2003
Na exposição da artista de 02 de julho a 31 de agosto, ao fundo da sala de exposições, uma parede nos convida a entrar. Mais que isto? Ela quase nos puxa, impondo-nos seu enigma: imagens sugestivas nos lembram ora as lâminas do Teste de Rorschach, ora radiografias do corpo feminino, ora… De perto, frente a frente, nos deparamos com fotos de sacos de caju – muitos. Pensamos a princípio isto: sacos plásticos brancos, cheios de cajus amarelos, avermelhados, vermelhos. E, apurando nossa atenção, percebemos que se trata de uma única foto, repetida muitas vezes.

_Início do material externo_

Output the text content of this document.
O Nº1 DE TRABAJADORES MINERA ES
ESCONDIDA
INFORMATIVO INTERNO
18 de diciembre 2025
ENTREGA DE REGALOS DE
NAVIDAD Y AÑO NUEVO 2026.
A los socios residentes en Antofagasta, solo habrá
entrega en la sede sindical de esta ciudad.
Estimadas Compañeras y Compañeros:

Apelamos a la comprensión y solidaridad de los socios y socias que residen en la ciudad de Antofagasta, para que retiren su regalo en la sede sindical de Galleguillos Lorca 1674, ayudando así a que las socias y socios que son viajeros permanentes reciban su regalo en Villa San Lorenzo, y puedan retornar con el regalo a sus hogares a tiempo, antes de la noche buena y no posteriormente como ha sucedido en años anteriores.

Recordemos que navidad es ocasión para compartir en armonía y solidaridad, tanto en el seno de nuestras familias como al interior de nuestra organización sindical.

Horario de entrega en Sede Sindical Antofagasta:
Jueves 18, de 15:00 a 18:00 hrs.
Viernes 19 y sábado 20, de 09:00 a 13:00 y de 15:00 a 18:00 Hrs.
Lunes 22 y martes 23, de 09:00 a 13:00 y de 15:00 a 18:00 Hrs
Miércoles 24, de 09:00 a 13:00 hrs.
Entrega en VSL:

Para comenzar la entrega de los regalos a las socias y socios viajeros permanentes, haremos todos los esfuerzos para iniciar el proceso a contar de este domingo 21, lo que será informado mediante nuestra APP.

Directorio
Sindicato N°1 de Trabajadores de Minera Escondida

Por aí, começamos a conhecer o trabalho de Rochelle Costi, fisgados por sua lógica de apreensão do mundo, convocados que somos a dela participar. Porque é assim que funciona: a artista intervém o tempo todo em seu trabalho e nele nos implica – seja através da repetição, que acaba por engendrar um novo; seja através da escolha do material de impressão, escolha precisa em sua intenção de causar naquele que olha o desejo de tocar; seja no tamanho ou na disposição do trabalho, ela está o tempo todo lá e, no entanto, de repente, desaparece! E somos nós, então, que lá nos encontramos, perdidos em indagações, divagações, em lembranças e sonhos, em um êxtase diante da beleza inusitada – e, contudo, óbvia – do dia a dia.

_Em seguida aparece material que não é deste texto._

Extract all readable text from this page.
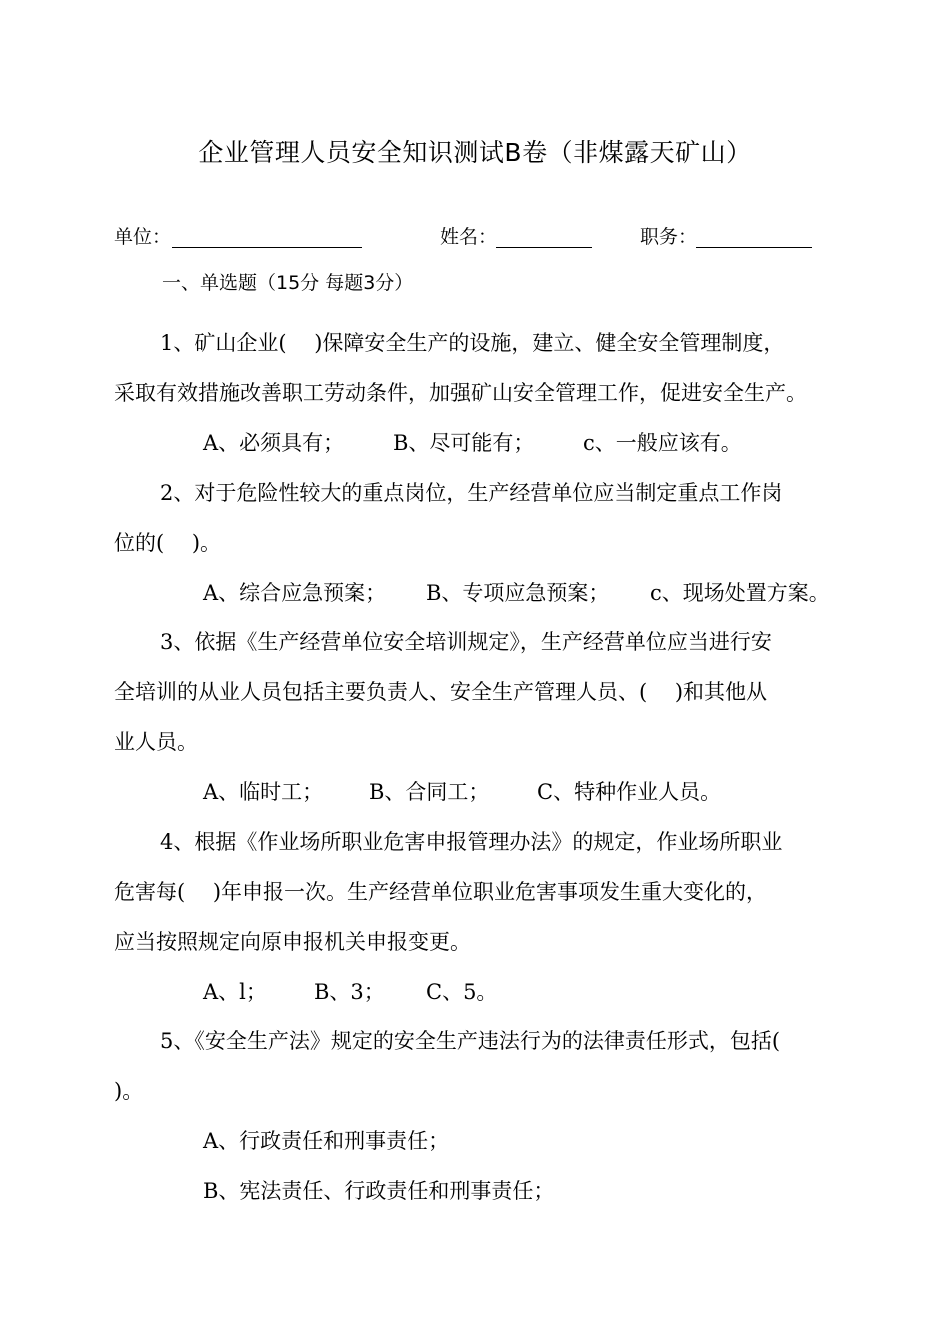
企业管理人员安全知识测试B卷（非煤露天矿山）
单位：	姓名：	职务：
一、单选题（15分 每题3分）
1、矿山企业(　 )保障安全生产的设施，建立、健全安全管理制度，
采取有效措施改善职工劳动条件，加强矿山安全管理工作，促进安全生产。
A、必须具有； B、尽可能有； c、一般应该有。
2、对于危险性较大的重点岗位，生产经营单位应当制定重点工作岗
位的(　 )。
A、综合应急预案； B、专项应急预案； c、现场处置方案。
3、依据《生产经营单位安全培训规定》，生产经营单位应当进行安
全培训的从业人员包括主要负责人、安全生产管理人员、(　 )和其他从
业人员。
A、临时工； B、合同工； C、特种作业人员。
4、根据《作业场所职业危害申报管理办法》的规定，作业场所职业
危害每(　 )年申报一次。生产经营单位职业危害事项发生重大变化的，
应当按照规定向原申报机关申报变更。
A、l； B、3； C、5。
5、《安全生产法》规定的安全生产违法行为的法律责任形式，包括(
)。
A、行政责任和刑事责任；
B、宪法责任、行政责任和刑事责任；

O tempo e o espaço: eis duas categorias que atravessam o trabalho de Rochelle. Categorias fundamentais em nossa constituição de sujeitos humanos, sem as quais nossa humanidade se perderia na continuidade com a natureza. Talvez seja este aspecto de seu trabalho que nos toque tão intimamente, o fato de ela operar com esse descolamento da natureza, colocando em destaque o enquadramento da fantasia que nos estrutura, nos coloca desde sempre em seu trabalho; no distanciamento dado pela imagem, somos por ela apreendidos e nela nos reconhecemos.
Nos copos de colorau, em sua composição com sacos de plástico amarelo, e na pintura do carrinho do pipoqueiro, com sua singeleza provinciana, ganha o estatuto de obra; por tocar precisamente em algo que nos escapa, mas que nos constitui: a estrutura de quadro que nossa realidade possui. E nas casas: a casa cega de um tempo sem lembrança de nossa cidade, casa desprovida de sua função, obturada em seus buracos, tornada estéril na troca com o mundo, triste monumento de um tempo que não quer se saber; a casa de praia, barraco colorido à beira do mar da Redinha, bela em sua composição, potente em sua precariedade, ainda delimitando um espaço humano, viva em sua função de abrigo e de morada.
Essa pequena mulher de olhos luminosos, que pousa seu olhar generoso sobre recortes do real nos entrega, nos devolve algo que é da ordem de uma preciosidade…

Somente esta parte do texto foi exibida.